Hello Dean, I have already had it set in ~/bashrc (possibly that’s why VSCode works, I forget exactly, I know there’s been much back and for about this in various issues in vscode python github repo. Unfortunately, this has not resolved the issue, or at least not since I recently bumped to 3.14
I also just added it to user_settings.json
``"terminal.integrated.env.linux": {
"PYTHON_BASIC_REPL": "1"
}``
I tried this after restarting Cursor and still have the same issue with send line.
Some additional context, I think in the past these can be related:
Python.REPL: Send to Native REPL
Python.REPL: Enable REPLSMart Send
If PYTHON_BASIC_REPL=1 is set both in your bashrc and in Cursor settings, but it still doesn’t work, you need to make sure the variable is actually reaching the terminal session.
Can you check a couple of things:
Open the terminal in Cursor and run echo $PYTHON_BASIC_REPL. It should print 1. If it’s empty, the variable isn’t being passed through.
Also start Python and check from inside:
import os
print(os.environ.get("PYTHON_BASIC_REPL"))

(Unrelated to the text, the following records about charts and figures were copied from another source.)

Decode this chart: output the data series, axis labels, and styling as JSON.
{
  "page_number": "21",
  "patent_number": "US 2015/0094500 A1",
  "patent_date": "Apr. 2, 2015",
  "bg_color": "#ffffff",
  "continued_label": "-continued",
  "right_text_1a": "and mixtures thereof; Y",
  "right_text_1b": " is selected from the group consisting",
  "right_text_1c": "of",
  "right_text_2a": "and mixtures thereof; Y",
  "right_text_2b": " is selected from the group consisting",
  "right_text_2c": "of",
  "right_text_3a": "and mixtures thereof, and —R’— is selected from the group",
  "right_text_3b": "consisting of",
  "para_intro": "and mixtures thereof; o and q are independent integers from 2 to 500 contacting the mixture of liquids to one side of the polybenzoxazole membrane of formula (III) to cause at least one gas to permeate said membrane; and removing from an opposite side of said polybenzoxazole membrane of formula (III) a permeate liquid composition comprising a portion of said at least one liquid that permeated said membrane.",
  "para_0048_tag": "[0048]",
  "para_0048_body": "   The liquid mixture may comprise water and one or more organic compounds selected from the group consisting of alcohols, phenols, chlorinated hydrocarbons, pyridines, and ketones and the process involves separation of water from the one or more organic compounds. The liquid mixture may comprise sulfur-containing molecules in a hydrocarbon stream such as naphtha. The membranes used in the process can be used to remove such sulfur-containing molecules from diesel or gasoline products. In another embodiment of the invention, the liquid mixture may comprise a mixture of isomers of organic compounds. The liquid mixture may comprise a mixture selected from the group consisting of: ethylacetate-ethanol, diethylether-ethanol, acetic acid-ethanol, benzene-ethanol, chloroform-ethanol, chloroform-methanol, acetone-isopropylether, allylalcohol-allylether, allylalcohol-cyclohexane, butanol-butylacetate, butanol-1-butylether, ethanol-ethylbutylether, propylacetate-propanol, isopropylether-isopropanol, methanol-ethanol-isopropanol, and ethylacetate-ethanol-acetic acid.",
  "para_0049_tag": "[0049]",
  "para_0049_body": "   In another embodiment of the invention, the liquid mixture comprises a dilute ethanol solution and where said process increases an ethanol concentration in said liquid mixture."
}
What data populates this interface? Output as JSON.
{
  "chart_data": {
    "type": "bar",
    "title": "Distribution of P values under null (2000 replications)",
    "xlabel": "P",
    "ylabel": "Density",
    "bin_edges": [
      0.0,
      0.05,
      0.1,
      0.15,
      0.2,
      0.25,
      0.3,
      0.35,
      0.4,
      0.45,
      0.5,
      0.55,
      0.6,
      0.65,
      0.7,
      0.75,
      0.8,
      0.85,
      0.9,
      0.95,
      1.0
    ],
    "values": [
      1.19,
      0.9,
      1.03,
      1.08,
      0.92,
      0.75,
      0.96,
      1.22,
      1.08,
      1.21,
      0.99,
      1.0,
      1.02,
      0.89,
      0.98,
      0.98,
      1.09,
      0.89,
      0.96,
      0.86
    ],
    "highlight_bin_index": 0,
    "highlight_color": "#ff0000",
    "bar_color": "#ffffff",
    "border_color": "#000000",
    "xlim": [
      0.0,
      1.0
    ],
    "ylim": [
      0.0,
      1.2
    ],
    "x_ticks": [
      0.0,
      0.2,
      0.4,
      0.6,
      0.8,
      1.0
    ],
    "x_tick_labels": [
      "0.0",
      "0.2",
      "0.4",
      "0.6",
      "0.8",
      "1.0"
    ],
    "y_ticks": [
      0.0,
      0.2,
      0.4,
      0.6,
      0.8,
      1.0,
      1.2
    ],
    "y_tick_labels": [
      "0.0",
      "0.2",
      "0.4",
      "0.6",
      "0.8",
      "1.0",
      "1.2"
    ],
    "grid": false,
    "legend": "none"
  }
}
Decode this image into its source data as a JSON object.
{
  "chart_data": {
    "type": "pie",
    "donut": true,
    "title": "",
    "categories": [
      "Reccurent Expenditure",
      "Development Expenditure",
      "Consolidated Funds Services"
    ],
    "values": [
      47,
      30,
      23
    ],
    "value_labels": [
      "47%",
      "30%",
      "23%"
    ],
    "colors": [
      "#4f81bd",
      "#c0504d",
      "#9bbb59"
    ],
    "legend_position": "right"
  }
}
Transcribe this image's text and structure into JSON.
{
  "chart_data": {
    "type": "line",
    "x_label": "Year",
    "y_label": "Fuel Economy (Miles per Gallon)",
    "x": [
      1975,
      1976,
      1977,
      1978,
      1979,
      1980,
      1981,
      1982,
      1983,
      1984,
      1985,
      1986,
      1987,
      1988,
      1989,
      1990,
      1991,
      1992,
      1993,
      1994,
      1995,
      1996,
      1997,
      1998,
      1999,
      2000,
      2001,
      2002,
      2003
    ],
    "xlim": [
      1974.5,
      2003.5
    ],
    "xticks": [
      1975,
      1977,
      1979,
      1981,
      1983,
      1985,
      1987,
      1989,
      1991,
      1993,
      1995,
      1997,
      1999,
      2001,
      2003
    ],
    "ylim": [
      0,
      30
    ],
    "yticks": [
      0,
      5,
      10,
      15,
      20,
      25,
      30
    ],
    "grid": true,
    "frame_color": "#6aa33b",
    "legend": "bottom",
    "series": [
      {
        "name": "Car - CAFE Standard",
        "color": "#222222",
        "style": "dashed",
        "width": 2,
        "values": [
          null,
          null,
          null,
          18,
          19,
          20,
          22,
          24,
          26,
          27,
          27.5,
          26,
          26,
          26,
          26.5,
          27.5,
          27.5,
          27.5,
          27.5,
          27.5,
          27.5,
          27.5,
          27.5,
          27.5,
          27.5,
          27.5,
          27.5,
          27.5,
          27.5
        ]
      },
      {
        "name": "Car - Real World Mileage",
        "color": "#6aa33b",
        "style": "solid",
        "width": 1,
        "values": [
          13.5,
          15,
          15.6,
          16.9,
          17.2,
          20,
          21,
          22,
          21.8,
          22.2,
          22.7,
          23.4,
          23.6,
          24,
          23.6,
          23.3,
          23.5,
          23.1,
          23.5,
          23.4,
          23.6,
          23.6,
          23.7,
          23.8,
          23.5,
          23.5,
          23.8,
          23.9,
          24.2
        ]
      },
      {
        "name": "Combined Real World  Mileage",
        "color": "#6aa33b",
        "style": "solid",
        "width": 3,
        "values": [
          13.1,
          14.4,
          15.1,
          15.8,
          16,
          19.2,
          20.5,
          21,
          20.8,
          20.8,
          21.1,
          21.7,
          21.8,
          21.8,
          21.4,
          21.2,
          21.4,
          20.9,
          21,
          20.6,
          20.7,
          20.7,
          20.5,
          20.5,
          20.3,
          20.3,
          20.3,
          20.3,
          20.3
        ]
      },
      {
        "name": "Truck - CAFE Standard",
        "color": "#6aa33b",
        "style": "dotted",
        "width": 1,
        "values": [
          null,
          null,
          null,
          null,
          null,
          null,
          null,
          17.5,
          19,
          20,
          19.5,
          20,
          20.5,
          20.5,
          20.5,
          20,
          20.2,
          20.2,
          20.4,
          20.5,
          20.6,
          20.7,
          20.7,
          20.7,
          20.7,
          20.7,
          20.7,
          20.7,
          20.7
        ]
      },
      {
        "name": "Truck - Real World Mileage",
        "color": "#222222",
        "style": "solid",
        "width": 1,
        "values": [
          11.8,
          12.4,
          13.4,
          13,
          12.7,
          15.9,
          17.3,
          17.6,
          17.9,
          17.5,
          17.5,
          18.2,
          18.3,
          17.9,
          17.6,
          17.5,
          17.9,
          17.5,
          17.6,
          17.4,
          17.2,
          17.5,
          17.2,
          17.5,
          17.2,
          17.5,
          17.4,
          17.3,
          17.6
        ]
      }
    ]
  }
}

Try launching Python with an inline env var to rule out an environment issue:
PYTHON_BASIC_REPL=1 python3.14
If Send Line works after that, it means the variable isn’t making it through Cursor settings.
What version of the Python extension are you using? (Extensions sidebar → Python → version). Cursor uses its own fork (Anysphere Python), so it might not handle PYTHON_BASIC_REPL correctly for 3.14 yet.